La décision est tombée brusquement vendredi sur le réseau Truth Social. Le président américain accuse ces rédactions de propager des informations qu’il qualifie de fausses.
Les motifs invoqués par Donald Trump sur Truth Social
Sur sa plateforme en ligne, le dirigeant américain a fustigé le travail des journalistes.
Interrogé peu après dans le bureau Ovale, le président a défendu sa position en affirmant qu’il disposait du droit d’écarter ces médias de la maison du peuple. Il a par la suite contrasté son propos en encensant d’autres organisations de presse qu’il juge plus favorables à sa ligne politique, citant notamment la chaîne Fox News et le site de droite radicale Breitbart.
Une application incertaine sur le terrain
Malgré l’injonction présidentielle prononcée avec effet immédiat, la mise en œuvre concrète de cette mesure reste entourée de zones d’ombre. En fin d’après-midi vendredi, des journalistes de CNN, de Politico et de MSNOW se trouvaient toujours dans l’enceinte de la Maison-Blanche, occupant les espaces de travail réservés à la presse accréditée, tels que la salle de conférence et les bureaux attenants.

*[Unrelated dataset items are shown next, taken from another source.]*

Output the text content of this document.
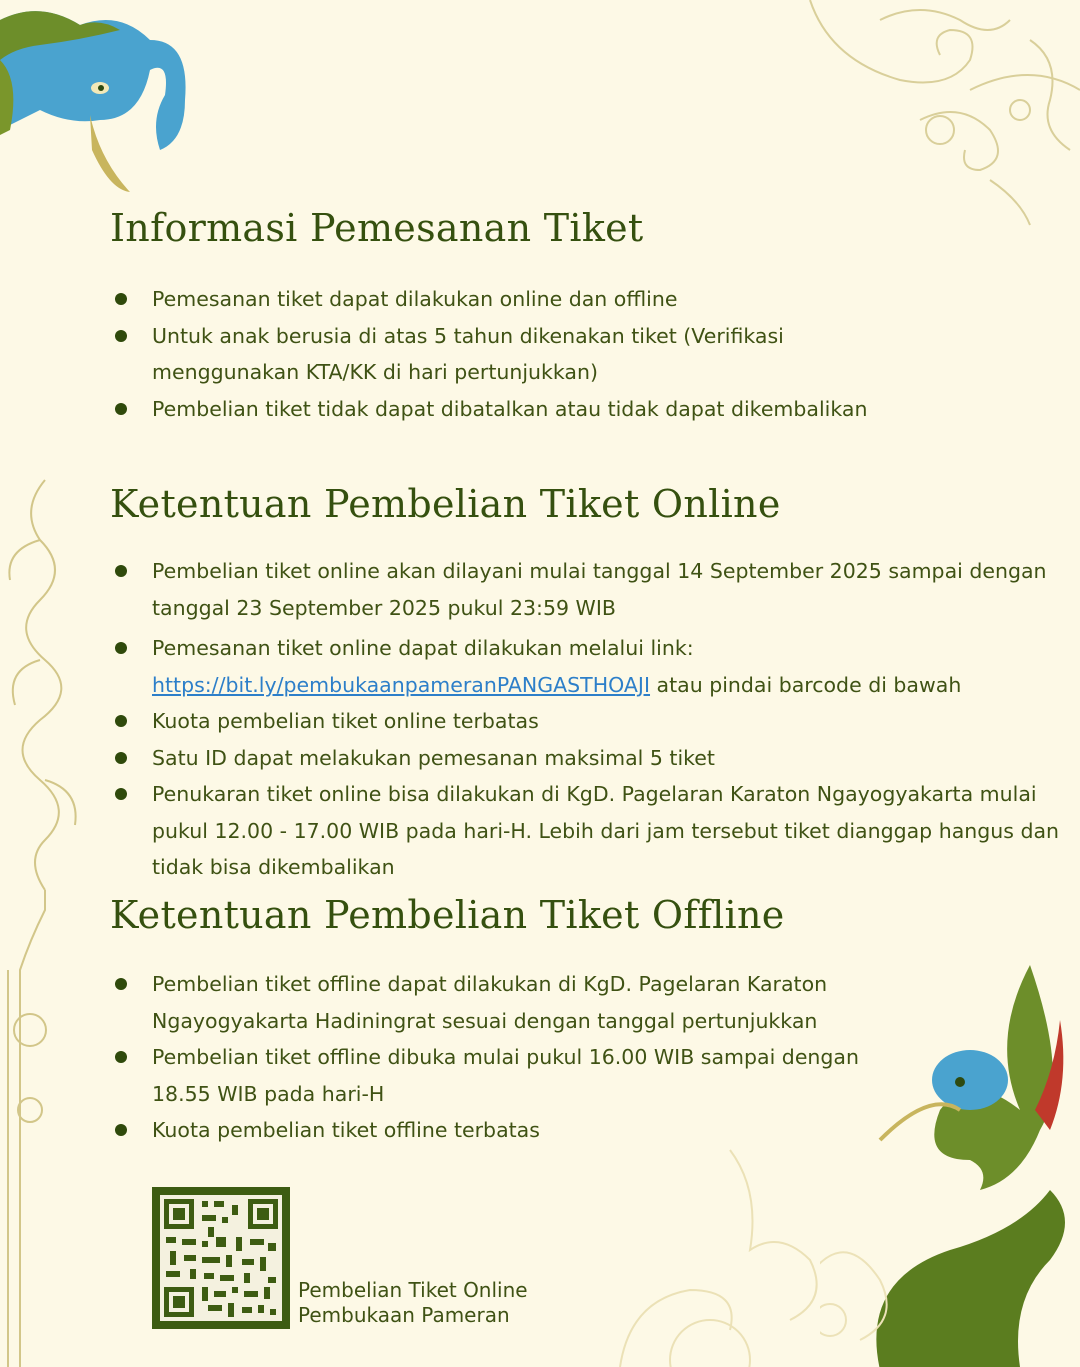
Informasi Pemesanan Tiket
Pemesanan tiket dapat dilakukan online dan offline
Untuk anak berusia di atas 5 tahun dikenakan tiket (Verifikasi
menggunakan KTA/KK di hari pertunjukkan)
Pembelian tiket tidak dapat dibatalkan atau tidak dapat dikembalikan
Ketentuan Pembelian Tiket Online
Pembelian tiket online akan dilayani mulai tanggal 14 September 2025 sampai dengan
tanggal 23 September 2025 pukul 23:59 WIB
Pemesanan tiket online dapat dilakukan melalui link:
https://bit.ly/pembukaanpameranPANGASTHOAJI atau pindai barcode di bawah
Kuota pembelian tiket online terbatas
Satu ID dapat melakukan pemesanan maksimal 5 tiket
Penukaran tiket online bisa dilakukan di KgD. Pagelaran Karaton Ngayogyakarta mulai
pukul 12.00 - 17.00 WIB pada hari-H. Lebih dari jam tersebut tiket dianggap hangus dan
tidak bisa dikembalikan
Ketentuan Pembelian Tiket Offline
Pembelian tiket offline dapat dilakukan di KgD. Pagelaran Karaton
Ngayogyakarta Hadiningrat sesuai dengan tanggal pertunjukkan
Pembelian tiket offline dibuka mulai pukul 16.00 WIB sampai dengan
18.55 WIB pada hari-H
Kuota pembelian tiket offline terbatas
Pembelian Tiket Online
Pembukaan Pameran
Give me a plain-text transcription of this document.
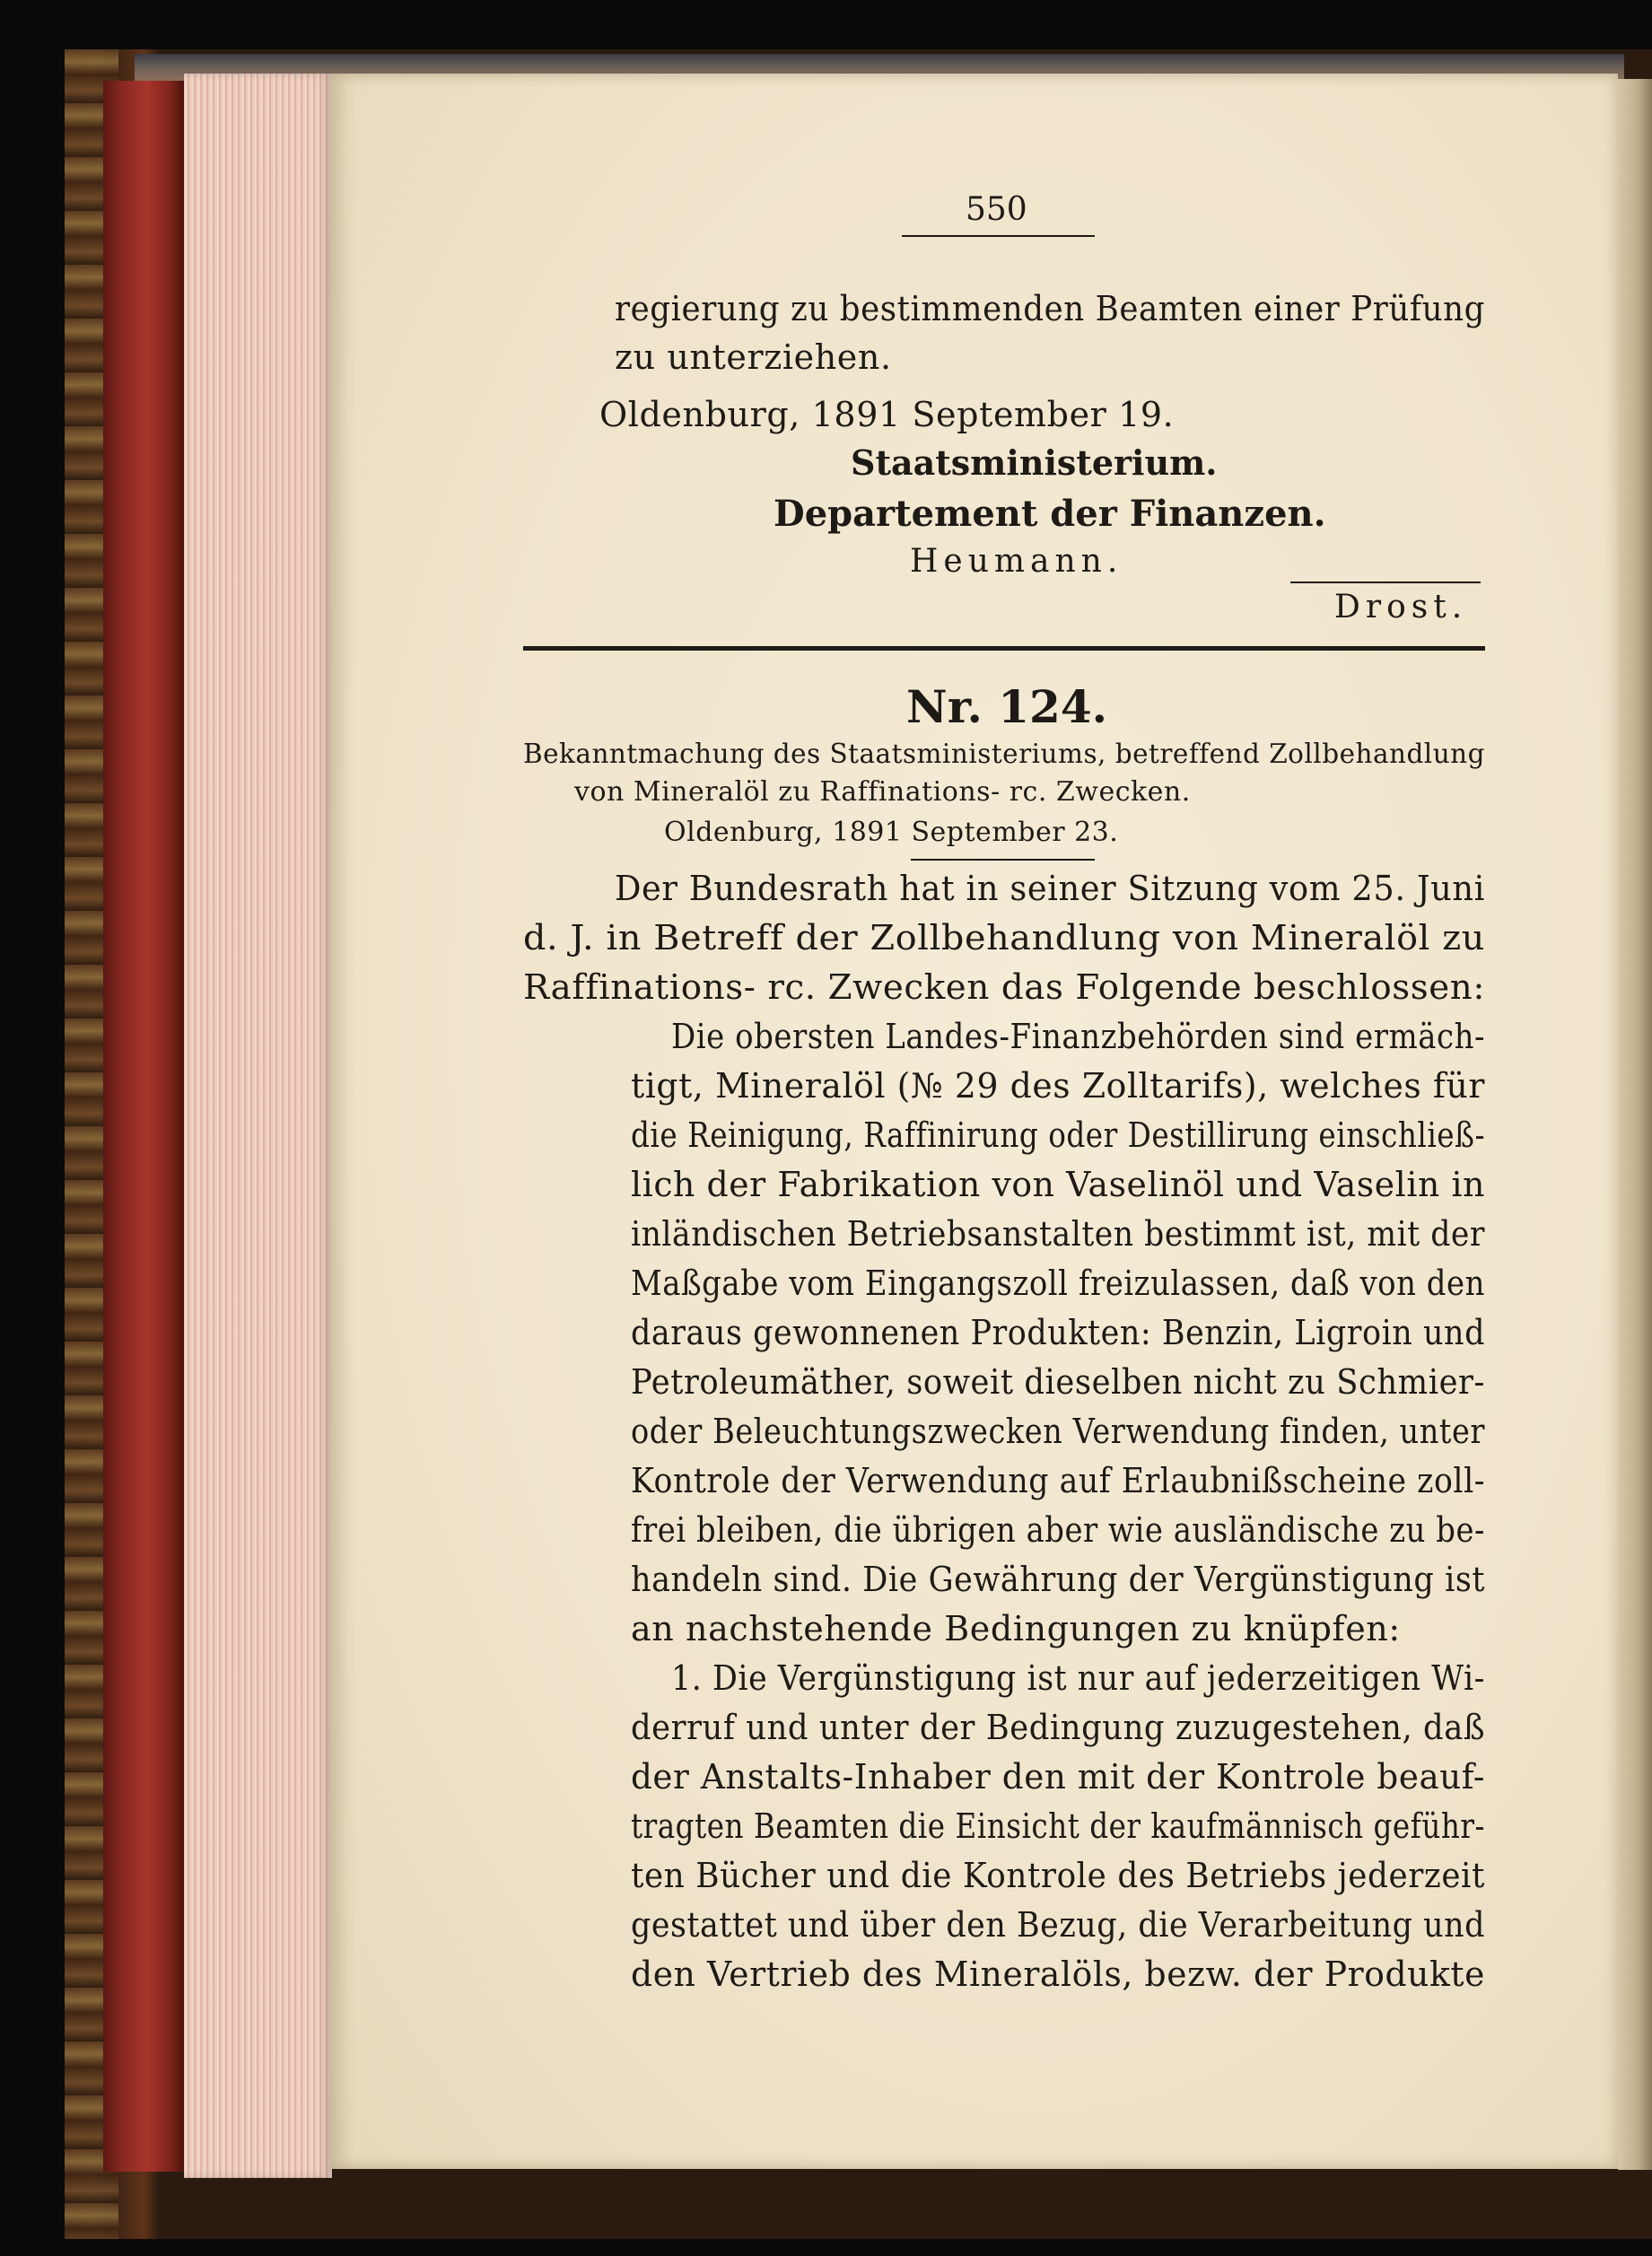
550
regierung zu bestimmenden Beamten einer Prüfung
zu unterziehen.
Oldenburg, 1891 September 19.
Staatsministerium.
Departement der Finanzen.
Heumann.
Drost.
Nr. 124.
Bekanntmachung des Staatsministeriums, betreffend Zollbehandlung
von Mineralöl zu Raffinations- rc. Zwecken.
Oldenburg, 1891 September 23.
Der Bundesrath hat in seiner Sitzung vom 25. Juni
d. J. in Betreff der Zollbehandlung von Mineralöl zu
Raffinations- rc. Zwecken das Folgende beschlossen:
Die obersten Landes-Finanzbehörden sind ermäch-
tigt, Mineralöl (№ 29 des Zolltarifs), welches für
die Reinigung, Raffinirung oder Destillirung einschließ-
lich der Fabrikation von Vaselinöl und Vaselin in
inländischen Betriebsanstalten bestimmt ist, mit der
Maßgabe vom Eingangszoll freizulassen, daß von den
daraus gewonnenen Produkten: Benzin, Ligroin und
Petroleumäther, soweit dieselben nicht zu Schmier-
oder Beleuchtungszwecken Verwendung finden, unter
Kontrole der Verwendung auf Erlaubnißscheine zoll-
frei bleiben, die übrigen aber wie ausländische zu be-
handeln sind. Die Gewährung der Vergünstigung ist
an nachstehende Bedingungen zu knüpfen:
1. Die Vergünstigung ist nur auf jederzeitigen Wi-
derruf und unter der Bedingung zuzugestehen, daß
der Anstalts-Inhaber den mit der Kontrole beauf-
tragten Beamten die Einsicht der kaufmännisch geführ-
ten Bücher und die Kontrole des Betriebs jederzeit
gestattet und über den Bezug, die Verarbeitung und
den Vertrieb des Mineralöls, bezw. der Produkte
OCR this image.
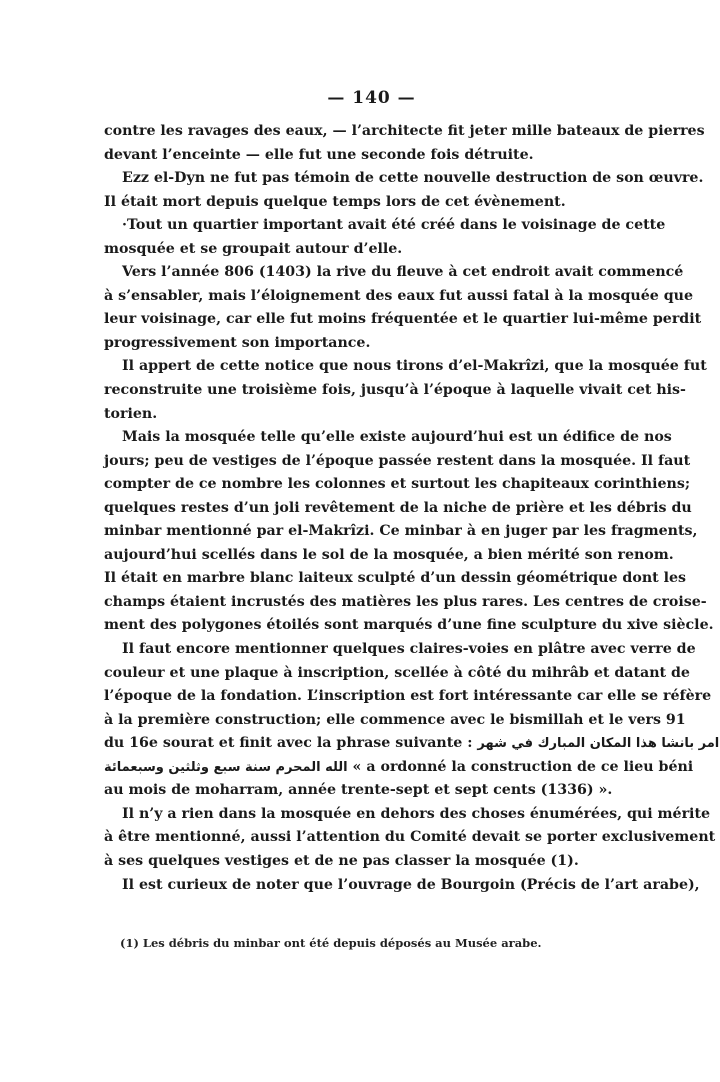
— 140 —
contre les ravages des eaux, — l’architecte fit jeter mille bateaux de pierres
devant l’enceinte — elle fut une seconde fois détruite.
Ezz el-Dyn ne fut pas témoin de cette nouvelle destruction de son œuvre.
Il était mort depuis quelque temps lors de cet évènement.
·Tout un quartier important avait été créé dans le voisinage de cette
mosquée et se groupait autour d’elle.
Vers l’année 806 (1403) la rive du fleuve à cet endroit avait commencé
à s’ensabler, mais l’éloignement des eaux fut aussi fatal à la mosquée que
leur voisinage, car elle fut moins fréquentée et le quartier lui-même perdit
progressivement son importance.
Il appert de cette notice que nous tirons d’el-Makrîzi, que la mosquée fut
reconstruite une troisième fois, jusqu’à l’époque à laquelle vivait cet his-
torien.
Mais la mosquée telle qu’elle existe aujourd’hui est un édifice de nos
jours; peu de vestiges de l’époque passée restent dans la mosquée. Il faut
compter de ce nombre les colonnes et surtout les chapiteaux corinthiens;
quelques restes d’un joli revêtement de la niche de prière et les débris du
minbar mentionné par el-Makrîzi. Ce minbar à en juger par les fragments,
aujourd’hui scellés dans le sol de la mosquée, a bien mérité son renom.
Il était en marbre blanc laiteux sculpté d’un dessin géométrique dont les
champs étaient incrustés des matières les plus rares. Les centres de croise-
ment des polygones étoilés sont marqués d’une fine sculpture du xive siècle.
Il faut encore mentionner quelques claires-voies en plâtre avec verre de
couleur et une plaque à inscription, scellée à côté du mihrâb et datant de
l’époque de la fondation. L’inscription est fort intéressante car elle se réfère
à la première construction; elle commence avec le bismillah et le vers 91
du 16e sourat et finit avec la phrase suivante : امر بانشا هذا المكان المبارك في شهر
الله المحرم سنة سبع وثلثين وسبعمائة « a ordonné la construction de ce lieu béni
au mois de moharram, année trente-sept et sept cents (1336) ».
Il n’y a rien dans la mosquée en dehors des choses énumérées, qui mérite
à être mentionné, aussi l’attention du Comité devait se porter exclusivement
à ses quelques vestiges et de ne pas classer la mosquée (1).
Il est curieux de noter que l’ouvrage de Bourgoin (Précis de l’art arabe),
(1) Les débris du minbar ont été depuis déposés au Musée arabe.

La Maison-Blanche gère traditionnellement l’accès au site par le biais d’accréditations et pilote la composition du pool
, ce groupe restreint de reporters qui suivent le président dans ses déplacements ou entrent dans le bureau Ovale. L’incertitude demeure donc sur la manière dont l’administration compte expulser physiquement ces équipes ou bloquer leurs futurs accès.
La levée de boucliers des organisations professionnelles et des médias visés
La riposte juridique et syndicale s’est organisée dès l’annonce de la mesure.

Ceci est bien plus grand que les droits des journalistes. C’est à propos du droit du peuple américain de recevoir une couverture complète et indépendante des activités, politiques et décisions de quiconque occupe la plus haute fonction dans notre nation.
Jacqui Heinrich, présidente de l’Association des correspondants de la Maison-Blanche
Les médias ciblés ont tour à tour réagi avec fermeté. CNN a qualifié la menace d’attaque illégale contre la liberté de la presse garantie par la Constitution américaine. De son côté, Politico a affirmé qu’il défendrait vigoureusement ses droits face à toute tentative de censure. Le Reporters Committee for Freedom of the Press, par l’intermédiaire de son président Bruce Brown, a qualifié la directive d’inconstitutionnelle, prédisant une annulation rapide par les tribunaux.
Un climat politique sous haute tension
Cette directive intervient dans un contexte de contestation accrue pour la Maison-Blanche. L’administration subit le contrecoup d’une impopularité grandissante alimentée par la flambée des prix des carburants, le coût élevé de la vie aux États-Unis et l’issue incertaine de l’intervention militaire déclenchée en Iran. À l’approche des élections législatives du 3 novembre, les sondages avertissent d’un risque élevé pour le Parti républicain de céder le contrôle de l’une ou des deux chambres du Congrès.
Ce nouvel épisode s’inscrit dans la continuité des relations conflictuelles qu’entretient le chef de l’État avec la presse depuis son premier mandat et son retour au pouvoir en janvier 2025. L’administration avait déjà restreint l’accès à l’agence Associated Press en février 2025 après un désaccord sur la dénomination géographique du golfe du Mexique, un litige qui fait l’objet d’une procédure judiciaire toujours en cours devant les tribunaux fédéraux.